5. The intelligent monitoring and optimization system for urban low-carbon and livable planning indicators according to claim 1, characterized in that, The spatial conflict detection module includes the following units: The spatial data fusion unit maps each planning indicator in the planning indicator optimization scheme onto a unified geospatial grid, generating a spatial distribution layer of planning indicators. The conflict detection and evaluation unit performs spatial overlay analysis and spatial topology detection on the spatial distribution layer of the planning indicators based on the conflict rule base, identifies grid cells with conflicts and conflict types, quantifies the severity of conflicts, and calculates the conflict index and the proportion of conflict area. The conflict report generation unit generates a spatial conflict detection report, which includes the spatial location of the conflict area, the type of conflict, the severity of the conflict, and conflict mitigation suggestions.

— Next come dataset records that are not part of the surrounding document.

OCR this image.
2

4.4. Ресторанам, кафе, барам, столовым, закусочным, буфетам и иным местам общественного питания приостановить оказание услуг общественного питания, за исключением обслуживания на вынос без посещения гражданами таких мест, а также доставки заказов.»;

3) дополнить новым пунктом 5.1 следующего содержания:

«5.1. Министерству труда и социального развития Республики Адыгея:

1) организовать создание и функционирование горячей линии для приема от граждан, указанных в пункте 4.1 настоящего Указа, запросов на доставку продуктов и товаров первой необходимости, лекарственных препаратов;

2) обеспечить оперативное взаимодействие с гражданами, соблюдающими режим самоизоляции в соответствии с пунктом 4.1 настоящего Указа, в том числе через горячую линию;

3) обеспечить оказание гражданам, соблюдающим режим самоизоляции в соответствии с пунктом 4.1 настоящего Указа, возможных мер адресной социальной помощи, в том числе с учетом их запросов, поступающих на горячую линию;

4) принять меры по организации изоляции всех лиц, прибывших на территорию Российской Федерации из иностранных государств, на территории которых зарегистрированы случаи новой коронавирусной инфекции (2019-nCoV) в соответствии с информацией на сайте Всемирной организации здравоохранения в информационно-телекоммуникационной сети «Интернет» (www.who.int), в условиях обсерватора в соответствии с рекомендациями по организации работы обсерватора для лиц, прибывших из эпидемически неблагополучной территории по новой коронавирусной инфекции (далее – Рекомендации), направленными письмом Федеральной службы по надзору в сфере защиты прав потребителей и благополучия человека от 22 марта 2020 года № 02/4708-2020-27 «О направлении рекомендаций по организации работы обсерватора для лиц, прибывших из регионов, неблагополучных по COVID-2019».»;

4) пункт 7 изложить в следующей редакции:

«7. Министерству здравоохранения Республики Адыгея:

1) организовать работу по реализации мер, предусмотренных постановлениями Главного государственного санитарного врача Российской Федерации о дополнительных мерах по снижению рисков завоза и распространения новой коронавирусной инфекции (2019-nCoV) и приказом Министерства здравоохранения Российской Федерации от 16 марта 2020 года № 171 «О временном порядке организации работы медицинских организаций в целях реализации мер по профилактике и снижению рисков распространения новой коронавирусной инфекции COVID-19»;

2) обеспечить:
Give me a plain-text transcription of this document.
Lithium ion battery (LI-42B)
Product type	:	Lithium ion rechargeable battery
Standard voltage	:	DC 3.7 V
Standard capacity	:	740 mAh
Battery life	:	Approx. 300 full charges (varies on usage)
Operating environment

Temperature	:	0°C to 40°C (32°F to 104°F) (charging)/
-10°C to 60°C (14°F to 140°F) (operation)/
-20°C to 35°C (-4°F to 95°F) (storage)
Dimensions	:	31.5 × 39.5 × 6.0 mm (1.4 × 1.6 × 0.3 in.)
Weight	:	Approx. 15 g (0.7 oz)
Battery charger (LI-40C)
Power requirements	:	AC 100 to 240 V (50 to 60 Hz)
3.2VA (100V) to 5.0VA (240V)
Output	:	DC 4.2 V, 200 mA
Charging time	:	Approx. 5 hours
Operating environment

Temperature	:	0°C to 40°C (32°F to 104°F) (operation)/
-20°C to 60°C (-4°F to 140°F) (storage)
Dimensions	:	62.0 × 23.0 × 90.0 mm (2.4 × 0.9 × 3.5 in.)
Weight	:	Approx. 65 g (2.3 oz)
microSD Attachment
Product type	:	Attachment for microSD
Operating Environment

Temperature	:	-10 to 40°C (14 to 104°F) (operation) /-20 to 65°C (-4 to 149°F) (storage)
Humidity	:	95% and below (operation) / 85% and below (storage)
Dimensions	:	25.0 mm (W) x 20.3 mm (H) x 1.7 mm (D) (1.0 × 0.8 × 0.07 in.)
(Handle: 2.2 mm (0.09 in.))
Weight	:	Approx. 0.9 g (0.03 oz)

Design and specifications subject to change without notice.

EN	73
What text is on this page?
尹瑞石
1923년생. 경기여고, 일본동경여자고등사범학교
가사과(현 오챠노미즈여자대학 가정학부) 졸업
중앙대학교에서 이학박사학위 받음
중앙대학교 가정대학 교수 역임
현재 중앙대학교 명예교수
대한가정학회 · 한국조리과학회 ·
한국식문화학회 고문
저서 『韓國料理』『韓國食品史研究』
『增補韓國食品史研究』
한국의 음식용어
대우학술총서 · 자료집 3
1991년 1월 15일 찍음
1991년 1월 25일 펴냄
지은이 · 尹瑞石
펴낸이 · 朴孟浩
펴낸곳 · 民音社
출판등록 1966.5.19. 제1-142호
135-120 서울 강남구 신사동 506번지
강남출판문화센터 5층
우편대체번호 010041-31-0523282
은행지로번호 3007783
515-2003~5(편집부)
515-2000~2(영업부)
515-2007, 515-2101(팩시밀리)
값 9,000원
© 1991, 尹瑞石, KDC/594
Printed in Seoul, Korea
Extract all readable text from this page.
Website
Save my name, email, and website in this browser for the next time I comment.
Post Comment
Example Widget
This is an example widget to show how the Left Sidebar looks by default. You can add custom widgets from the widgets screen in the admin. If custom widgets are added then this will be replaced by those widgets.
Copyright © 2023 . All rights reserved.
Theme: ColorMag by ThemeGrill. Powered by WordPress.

6. The intelligent monitoring and optimization system for urban low-carbon and livable planning indicators according to claim 1, characterized in that, The environmental quality monitoring module includes the following units: The real-time monitoring data acquisition unit acquires real-time environmental quality monitoring data of the urban planning area from the data acquisition module. The environmental quality assessment and alarm unit compares the real-time environmental quality monitoring data with the preset environmental quality standard threshold to assess the environmental quality level of the urban planning area, and generates abnormal alarm information and triggers the early warning mechanism when the real-time environmental quality monitoring data exceeds the environmental quality standard threshold. The spatiotemporal change analysis unit performs spatiotemporal trend analysis on real-time environmental quality monitoring data to identify hotspots and patterns of environmental quality changes.
7. The intelligent monitoring and optimization system for urban low-carbon and livable planning indicators according to claim 1, characterized in that, The decision output module visualizes the planning indicator optimization scheme in the form of maps, charts, and indicator tables. In the visualization, the spatial conflict detection results are marked on the spatial layout map of the planning indicator optimization scheme, and a comparative analysis report of planning indicators before and after optimization is generated.